The package didn't contain anything valuable -- just a couple of t-shirts -- so I didn't insure it and I didn't ask for a tracking number. I just sent it on its merry way, trusting that it would reach its destination. We're talking about Royal Mail and the US Postal Service, after all: "Neither snow nor rain nor heat nor gloom of night stays these couriers from the swift completion of their appointed rounds."
Well, a week passed, and then two, with no word from my friend. I began to get concerned and eventually I asked her about it, thus revealing that a package (meant to be a surprise) was on the way. Then we were both waiting. And waiting. And waiting.
After about a month, I gave up. I thought surely the package had been stolen or plundered or abandoned in a cast-off mail bag by some errant postal worker. I was upset about losing the shirts, which were meant as a gift, but I treated it as a lesson learned: Next time, get tracking!

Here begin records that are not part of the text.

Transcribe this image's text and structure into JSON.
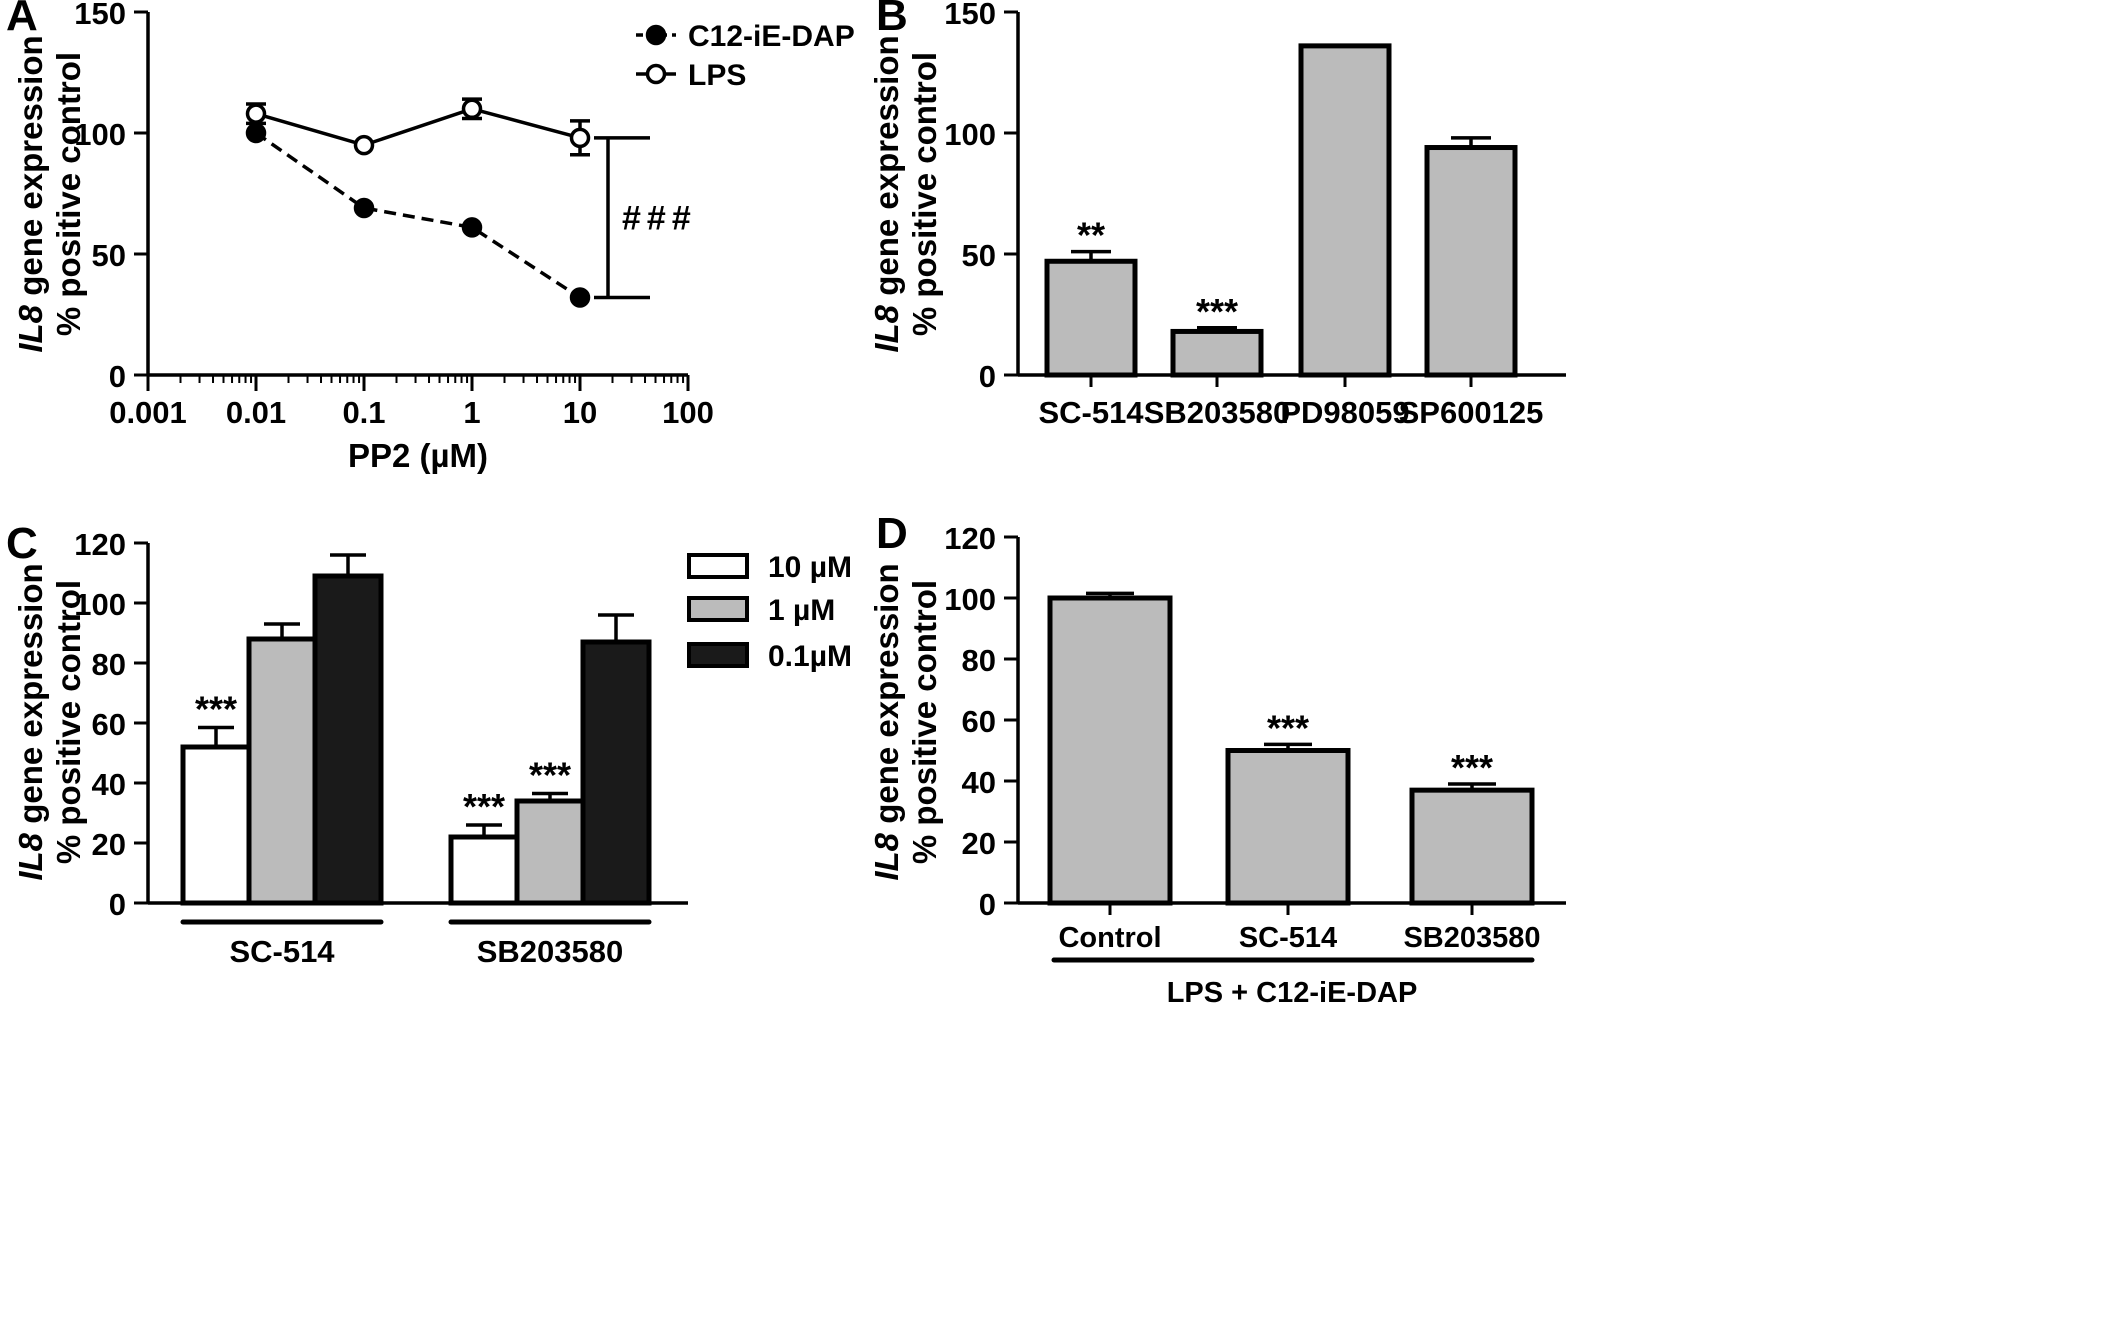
{
  "chart_data": [
    {
      "panel": "A",
      "type": "line",
      "xlabel": "PP2 (µM)",
      "ylabel_line1": "IL8",
      "ylabel_line1_rest": " gene expression",
      "ylabel_line2": "% positive control",
      "x_scale": "log",
      "xlim": [
        0.001,
        100
      ],
      "ylim": [
        0,
        150
      ],
      "x_ticks": [
        0.001,
        0.01,
        0.1,
        1,
        10,
        100
      ],
      "x_tick_labels": [
        "0.001",
        "0.01",
        "0.1",
        "1",
        "10",
        "100"
      ],
      "y_ticks": [
        0,
        50,
        100,
        150
      ],
      "y_tick_labels": [
        "0",
        "50",
        "100",
        "150"
      ],
      "legend_position": "top-right",
      "series": [
        {
          "name": "C12-iE-DAP",
          "style": "dashed",
          "marker": "filled-circle",
          "x": [
            0.01,
            0.1,
            1,
            10
          ],
          "y": [
            100,
            69,
            61,
            32
          ],
          "err": [
            0,
            0,
            0,
            0
          ]
        },
        {
          "name": "LPS",
          "style": "solid",
          "marker": "open-circle",
          "x": [
            0.01,
            0.1,
            1,
            10
          ],
          "y": [
            108,
            95,
            110,
            98
          ],
          "err": [
            4,
            0,
            4,
            7
          ]
        }
      ],
      "annotation": {
        "text": "###",
        "x": 10,
        "y_low": 32,
        "y_high": 98
      }
    },
    {
      "panel": "B",
      "type": "bar",
      "ylabel_line1": "IL8",
      "ylabel_line1_rest": " gene expression",
      "ylabel_line2": "% positive control",
      "ylim": [
        0,
        150
      ],
      "y_ticks": [
        0,
        50,
        100,
        150
      ],
      "y_tick_labels": [
        "0",
        "50",
        "100",
        "150"
      ],
      "categories": [
        "SC-514",
        "SB203580",
        "PD98059",
        "SP600125"
      ],
      "values": [
        47,
        18,
        136,
        94
      ],
      "errors": [
        4,
        1.5,
        0,
        4
      ],
      "significance": [
        "**",
        "***",
        "",
        ""
      ],
      "bar_color": "#bbbbbb"
    },
    {
      "panel": "C",
      "type": "bar",
      "ylabel_line1": "IL8",
      "ylabel_line1_rest": " gene expression",
      "ylabel_line2": "% positive control",
      "ylim": [
        0,
        120
      ],
      "y_ticks": [
        0,
        20,
        40,
        60,
        80,
        100,
        120
      ],
      "y_tick_labels": [
        "0",
        "20",
        "40",
        "60",
        "80",
        "100",
        "120"
      ],
      "categories": [
        "SC-514",
        "SB203580"
      ],
      "legend_position": "top-right",
      "series": [
        {
          "name": "10 µM",
          "color": "#ffffff",
          "values": [
            52,
            22
          ],
          "errors": [
            6.5,
            4
          ],
          "significance": [
            "***",
            "***"
          ]
        },
        {
          "name": "1 µM",
          "color": "#bbbbbb",
          "values": [
            88,
            34
          ],
          "errors": [
            5,
            2.5
          ],
          "significance": [
            "",
            "***"
          ]
        },
        {
          "name": "0.1µM",
          "color": "#1a1a1a",
          "values": [
            109,
            87
          ],
          "errors": [
            7,
            9
          ],
          "significance": [
            "",
            ""
          ]
        }
      ]
    },
    {
      "panel": "D",
      "type": "bar",
      "ylabel_line1": "IL8",
      "ylabel_line1_rest": " gene expression",
      "ylabel_line2": "% positive control",
      "ylim": [
        0,
        120
      ],
      "y_ticks": [
        0,
        20,
        40,
        60,
        80,
        100,
        120
      ],
      "y_tick_labels": [
        "0",
        "20",
        "40",
        "60",
        "80",
        "100",
        "120"
      ],
      "categories": [
        "Control",
        "SC-514",
        "SB203580"
      ],
      "values": [
        100,
        50,
        37
      ],
      "errors": [
        1.5,
        2,
        2
      ],
      "significance": [
        "",
        "***",
        "***"
      ],
      "group_label": "LPS + C12-iE-DAP",
      "bar_color": "#bbbbbb"
    }
  ]
}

Which doesn't answer the burning question: Where has it been all this time?
I know post offices are struggling these days, but holy cow. Even when I lived in rural Morocco more than 20 years ago, it only took a couple of weeks to send something home!

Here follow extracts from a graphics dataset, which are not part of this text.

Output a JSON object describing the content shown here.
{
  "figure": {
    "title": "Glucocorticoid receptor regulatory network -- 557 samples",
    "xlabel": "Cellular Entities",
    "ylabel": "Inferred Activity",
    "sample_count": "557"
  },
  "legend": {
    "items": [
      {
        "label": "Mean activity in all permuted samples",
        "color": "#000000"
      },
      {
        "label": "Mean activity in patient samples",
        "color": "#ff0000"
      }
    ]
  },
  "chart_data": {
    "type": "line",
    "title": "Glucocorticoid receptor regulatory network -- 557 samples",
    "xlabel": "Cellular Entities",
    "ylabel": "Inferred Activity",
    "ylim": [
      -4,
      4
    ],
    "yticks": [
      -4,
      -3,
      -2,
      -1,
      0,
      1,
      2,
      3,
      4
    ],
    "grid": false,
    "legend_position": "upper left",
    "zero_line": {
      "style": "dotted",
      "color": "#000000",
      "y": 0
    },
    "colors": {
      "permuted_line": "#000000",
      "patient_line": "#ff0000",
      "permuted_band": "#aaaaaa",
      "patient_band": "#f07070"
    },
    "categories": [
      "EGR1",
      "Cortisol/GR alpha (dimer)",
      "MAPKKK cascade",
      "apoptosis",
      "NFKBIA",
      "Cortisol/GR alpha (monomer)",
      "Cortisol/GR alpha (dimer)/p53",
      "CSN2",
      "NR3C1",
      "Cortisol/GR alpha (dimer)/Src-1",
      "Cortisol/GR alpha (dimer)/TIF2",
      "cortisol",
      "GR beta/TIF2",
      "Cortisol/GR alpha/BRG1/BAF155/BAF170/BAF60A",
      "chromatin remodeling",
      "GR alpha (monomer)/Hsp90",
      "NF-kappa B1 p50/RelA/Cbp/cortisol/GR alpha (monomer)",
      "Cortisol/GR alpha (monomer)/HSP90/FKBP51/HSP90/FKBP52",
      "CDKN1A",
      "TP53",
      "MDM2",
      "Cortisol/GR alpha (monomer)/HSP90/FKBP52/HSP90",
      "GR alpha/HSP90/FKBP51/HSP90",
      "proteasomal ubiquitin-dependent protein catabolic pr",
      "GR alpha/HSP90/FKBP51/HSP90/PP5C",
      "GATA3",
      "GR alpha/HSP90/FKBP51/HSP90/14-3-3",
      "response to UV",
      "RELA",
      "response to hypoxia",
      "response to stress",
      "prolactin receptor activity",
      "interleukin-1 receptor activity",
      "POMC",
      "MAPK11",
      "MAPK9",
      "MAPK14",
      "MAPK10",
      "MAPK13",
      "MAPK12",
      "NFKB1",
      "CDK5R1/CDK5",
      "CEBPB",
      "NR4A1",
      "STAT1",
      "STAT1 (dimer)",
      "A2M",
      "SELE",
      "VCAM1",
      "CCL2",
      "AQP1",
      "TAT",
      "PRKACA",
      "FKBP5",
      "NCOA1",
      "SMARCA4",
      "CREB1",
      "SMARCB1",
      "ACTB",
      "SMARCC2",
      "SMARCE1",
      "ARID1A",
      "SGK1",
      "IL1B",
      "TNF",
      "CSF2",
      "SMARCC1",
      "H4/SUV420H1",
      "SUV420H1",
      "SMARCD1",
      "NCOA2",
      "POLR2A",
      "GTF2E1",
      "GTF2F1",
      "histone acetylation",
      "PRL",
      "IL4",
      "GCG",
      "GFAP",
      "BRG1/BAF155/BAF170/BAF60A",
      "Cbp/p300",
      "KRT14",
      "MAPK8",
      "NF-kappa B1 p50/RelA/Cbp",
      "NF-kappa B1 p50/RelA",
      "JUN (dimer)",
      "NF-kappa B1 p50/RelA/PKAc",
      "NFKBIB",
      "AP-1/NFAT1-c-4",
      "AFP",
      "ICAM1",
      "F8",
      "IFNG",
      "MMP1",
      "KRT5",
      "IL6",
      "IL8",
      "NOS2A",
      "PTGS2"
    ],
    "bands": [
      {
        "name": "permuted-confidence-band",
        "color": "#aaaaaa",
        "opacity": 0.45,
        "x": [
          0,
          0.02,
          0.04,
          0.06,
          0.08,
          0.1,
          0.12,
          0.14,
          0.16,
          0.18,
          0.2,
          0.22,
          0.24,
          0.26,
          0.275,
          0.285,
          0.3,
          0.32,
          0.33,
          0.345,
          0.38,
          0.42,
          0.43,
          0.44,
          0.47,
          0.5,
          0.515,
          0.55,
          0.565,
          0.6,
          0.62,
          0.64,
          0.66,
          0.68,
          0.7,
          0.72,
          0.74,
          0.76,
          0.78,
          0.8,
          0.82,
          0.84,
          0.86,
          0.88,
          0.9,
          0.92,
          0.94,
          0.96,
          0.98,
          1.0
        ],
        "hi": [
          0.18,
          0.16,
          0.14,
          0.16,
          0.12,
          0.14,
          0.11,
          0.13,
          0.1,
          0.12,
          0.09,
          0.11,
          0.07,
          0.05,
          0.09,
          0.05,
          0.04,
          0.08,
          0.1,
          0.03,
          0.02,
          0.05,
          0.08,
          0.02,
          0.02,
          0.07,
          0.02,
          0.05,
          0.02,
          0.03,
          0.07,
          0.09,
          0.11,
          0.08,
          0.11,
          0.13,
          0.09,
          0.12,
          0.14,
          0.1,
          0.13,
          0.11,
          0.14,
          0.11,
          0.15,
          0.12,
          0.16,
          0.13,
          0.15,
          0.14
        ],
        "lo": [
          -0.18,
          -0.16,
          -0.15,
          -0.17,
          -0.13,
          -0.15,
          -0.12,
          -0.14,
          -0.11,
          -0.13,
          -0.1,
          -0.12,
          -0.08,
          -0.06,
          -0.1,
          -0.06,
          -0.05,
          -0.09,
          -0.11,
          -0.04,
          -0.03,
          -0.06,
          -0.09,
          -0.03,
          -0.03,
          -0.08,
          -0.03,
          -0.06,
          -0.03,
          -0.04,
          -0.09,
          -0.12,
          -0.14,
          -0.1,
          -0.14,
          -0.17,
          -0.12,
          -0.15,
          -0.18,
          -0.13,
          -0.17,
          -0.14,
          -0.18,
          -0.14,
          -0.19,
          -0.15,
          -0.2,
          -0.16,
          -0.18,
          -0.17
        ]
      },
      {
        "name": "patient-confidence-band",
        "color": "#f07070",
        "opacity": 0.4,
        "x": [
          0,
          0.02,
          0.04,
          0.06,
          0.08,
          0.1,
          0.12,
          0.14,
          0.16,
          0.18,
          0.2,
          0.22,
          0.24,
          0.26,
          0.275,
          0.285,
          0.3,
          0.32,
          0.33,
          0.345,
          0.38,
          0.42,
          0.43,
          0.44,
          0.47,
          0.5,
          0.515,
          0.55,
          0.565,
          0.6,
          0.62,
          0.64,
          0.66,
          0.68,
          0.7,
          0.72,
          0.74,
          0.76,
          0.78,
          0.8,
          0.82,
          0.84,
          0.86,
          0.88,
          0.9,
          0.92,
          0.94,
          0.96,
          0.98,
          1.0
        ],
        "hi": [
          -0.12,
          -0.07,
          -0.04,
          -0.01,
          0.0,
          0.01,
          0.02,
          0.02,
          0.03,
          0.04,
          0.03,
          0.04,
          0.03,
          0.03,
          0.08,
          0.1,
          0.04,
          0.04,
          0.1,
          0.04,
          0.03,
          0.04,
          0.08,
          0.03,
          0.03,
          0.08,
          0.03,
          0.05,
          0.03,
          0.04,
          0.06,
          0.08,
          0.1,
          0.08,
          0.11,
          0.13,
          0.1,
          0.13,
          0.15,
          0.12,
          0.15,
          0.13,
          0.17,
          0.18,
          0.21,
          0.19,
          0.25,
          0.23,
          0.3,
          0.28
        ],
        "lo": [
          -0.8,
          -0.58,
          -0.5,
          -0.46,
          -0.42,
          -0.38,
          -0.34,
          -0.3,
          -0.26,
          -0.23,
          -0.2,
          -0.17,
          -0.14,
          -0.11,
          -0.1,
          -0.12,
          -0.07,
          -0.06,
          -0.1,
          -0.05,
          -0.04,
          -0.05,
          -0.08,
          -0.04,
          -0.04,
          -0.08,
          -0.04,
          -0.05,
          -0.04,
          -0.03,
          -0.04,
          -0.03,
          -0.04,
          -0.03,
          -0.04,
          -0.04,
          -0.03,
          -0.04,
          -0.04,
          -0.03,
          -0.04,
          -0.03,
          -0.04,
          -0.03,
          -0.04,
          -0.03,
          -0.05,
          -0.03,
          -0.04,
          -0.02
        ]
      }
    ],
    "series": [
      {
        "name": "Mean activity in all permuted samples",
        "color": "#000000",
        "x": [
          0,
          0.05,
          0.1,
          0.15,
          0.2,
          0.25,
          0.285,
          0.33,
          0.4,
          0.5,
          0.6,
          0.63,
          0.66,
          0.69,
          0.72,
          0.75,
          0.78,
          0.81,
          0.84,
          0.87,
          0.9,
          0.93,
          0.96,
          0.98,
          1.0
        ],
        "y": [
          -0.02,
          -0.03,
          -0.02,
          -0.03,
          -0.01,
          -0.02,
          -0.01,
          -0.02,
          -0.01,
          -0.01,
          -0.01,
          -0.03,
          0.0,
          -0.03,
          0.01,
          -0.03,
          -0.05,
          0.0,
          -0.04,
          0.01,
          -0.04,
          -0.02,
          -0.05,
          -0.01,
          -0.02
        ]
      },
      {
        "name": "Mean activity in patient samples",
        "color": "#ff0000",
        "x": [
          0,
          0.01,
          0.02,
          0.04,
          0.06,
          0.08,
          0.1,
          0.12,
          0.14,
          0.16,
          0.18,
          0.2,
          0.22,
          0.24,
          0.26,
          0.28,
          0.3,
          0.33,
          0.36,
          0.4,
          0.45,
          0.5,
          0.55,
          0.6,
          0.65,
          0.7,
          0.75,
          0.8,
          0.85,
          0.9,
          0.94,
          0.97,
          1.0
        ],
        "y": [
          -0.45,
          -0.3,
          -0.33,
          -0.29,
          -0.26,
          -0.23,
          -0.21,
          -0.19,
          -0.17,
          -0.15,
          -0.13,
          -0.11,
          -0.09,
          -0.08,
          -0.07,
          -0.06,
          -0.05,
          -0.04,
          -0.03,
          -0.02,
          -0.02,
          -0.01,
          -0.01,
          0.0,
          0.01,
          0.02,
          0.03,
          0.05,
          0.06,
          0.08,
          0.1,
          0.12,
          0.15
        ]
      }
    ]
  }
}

And on that note, allow me to not-so-smoothly segue into another customer service complaint.
Last night, Dave and I ordered takeaway from our regular Chinese restaurant. I got "Monk's Vegetables," my old standby, a veggie-and-tofu combo with bok choy, carrots, baby corn and rice. I get this every time we order Chinese. (As we have established, I'm a creature of routine.)
Well, when my vegetables arrived, it was apparent that the monk had been to the beach. They were full of sand. Someone obviously hadn't washed the bok choy before cooking it. It was ridiculous. I tried to eat around it, sticking to the rice and the tofu, but all through dinner I was reminded of that day in second-grade P.E. when we played "Red Rover" (surely one of the most violent childhood games ever invented) and I wound up with a mouthful of dirt.
Oh well. There were no apparent ill-health effects, and at least I got my minerals for the day.
(Photos: Olga and I found this original painting in a trash bin on our morning walk yesterday. I did not rescue it -- too big.)